É importante referir, embora sumariamente que, no ano de 2007, os municípios brasileiros receberam cerca de 43 bilhões de reais oriundos do repasse do ICMS, quantia expressiva e que daria, certamente, para ser utilizada, pelo menos uma parte, no sistema prisional. A PEC 135/07 tramita apensada à PEC 263/04, que atrela a divisão do ICMS à população carcerária de cada Estado. As duas propostas estão sendo avaliadas pela Comissão de Constituição e Justiça e Cidadania e, se aprovadas, deverão seguir para uma Comissão Especial antes da votação em dois turnos pelo plenário.
No que diz respeito à possibilidade de compensação dos municípios pela construção de presídios, é importante salientar, nesse aspecto, que a Câmara Municipal de Avaré, em São Paulo, acatou proposta do Presidente da Casa, apoiando a aprovação do Projeto de Lei Estadual nº 459/2006, que cria mecanismo de compensação financeira para os municípios de até 150 mil habitantes que mantêm presídios em seus territórios, como é o caso do município de Avaré. O Projeto considera os municípios onde funcionam unidades prisionais como “solidários” e torna “expressamente proibida a implantação de unidades referidas naquela lei em municípios de até 150 mil habitantes, denominados como estâncias turísticas climáticas ou hidrominerais”. O mesmo projeto estipula que o valor a ser repassado a cada município “solidário”, será a média dos critérios adotados pelo Governo do Estado de São Paulo, a serem fixados em regulamento e repassados aos municípios pela Secretaria de Administração Penitenciária daquele Estado.
A impressão que fica é de que há uma crescente dificuldade para a construção de estabelecimentos penais em qualquer cidade do Brasil, e esse aspecto importante da municipalização da execução da pena tem sido explorado com larga freqüência nos meios de comunicação. Pode-se afirmar que, em certa medida, há um equívoco muito grande quando se pretende avaliar as manifestações populares acerca da instalação de presídios nos municípios brasileiros. Em primeiro lugar, a percepção é de que não há, verdadeiramente, intenção dessas comunidades em rejeitar presídios ou presos naquelas cidades, mas sim a construção de grandes presídios que, de fato, representam obstáculos para o desenvolvimento desses municípios, especialmente aqueles que apresentam vocação para o turismo. Também não se pode olvidar de que essa indução à municipalização da execução da pena deve considerar a necessidade de destinação de imóvel para construção de presídios nos municípios. Sem terreno com afetação, sequer há possibilidade de apresentação de projeto arquitetônico no órgão nacional competente.

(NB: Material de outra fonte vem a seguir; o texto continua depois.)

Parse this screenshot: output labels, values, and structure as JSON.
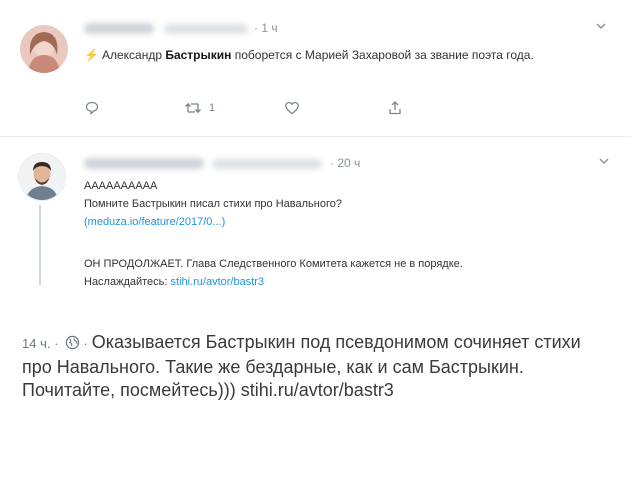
{
  "tweet1": {
    "time": "· 1 ч",
    "text_pre": "Александр ",
    "text_bold": "Бастрыкин",
    "text_post": " поборется с Марией Захаровой за звание поэта года.",
    "retweet_count": "1",
    "icons": [
      "lightning-icon",
      "reply-icon",
      "retweet-icon",
      "like-icon",
      "share-icon",
      "chevron-down-icon"
    ]
  },
  "tweet2": {
    "time": "· 20 ч",
    "line1": "АААААААААА",
    "line2": "Помните Бастрыкин писал стихи про Навального?",
    "line3_link": "(meduza.io/feature/2017/0...)",
    "line4": "ОН ПРОДОЛЖАЕТ. Глава Следственного Комитета кажется не в порядке.",
    "line5_text": "Наслаждайтесь: ",
    "line5_link": "stihi.ru/avtor/bastr3"
  },
  "post": {
    "time": "14 ч. ·",
    "dot": "·",
    "text": "Оказывается Бастрыкин под псевдонимом сочиняет стихи про Навального. Такие же бездарные, как и сам Бастрыкин. Почитайте, посмейтесь))) stihi.ru/avtor/bastr3"
  },
  "colors": {
    "link": "#1b95e0",
    "bolt": "#ffad1f",
    "muted": "#8a9299"
  }
}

Com efeito, construir presídios no Brasil tornou-se algo tão desgastante nos últimos anos que fez com que muitos gestores do sistema prisional brasileiro criassem comissões especiais com finalidade exclusiva para viabilizar essas construções. E os obstáculos criados nessa área não se resumem apenas à falta de recursos, burocracia da Caixa Econômica Federal ou no processo de licitação. Estão relacionados, exatamente, com um dos requisitos indispensáveis para efetivação da construção: a dificuldade de se encontrar imóvel para abrigar esses presídios. Quando se encontra um desses imóveis nos municípios, das duas uma, ou não está regularizado junto aos órgãos oficiais, ou não obedece às dimensões exigidas por lei. Quando, como que por um milagre, todos os requisitos são preenchidos, surge a grita da comunidade contra essa iniciativa. Por motivos variados, os municípios brasileiros sempre apresentaram resistência quando o assunto é construção de presídios em seus territórios. Isso nunca constituiu nenhuma novidade, sendo, pelo contrário, ato que se repete ao longo da história.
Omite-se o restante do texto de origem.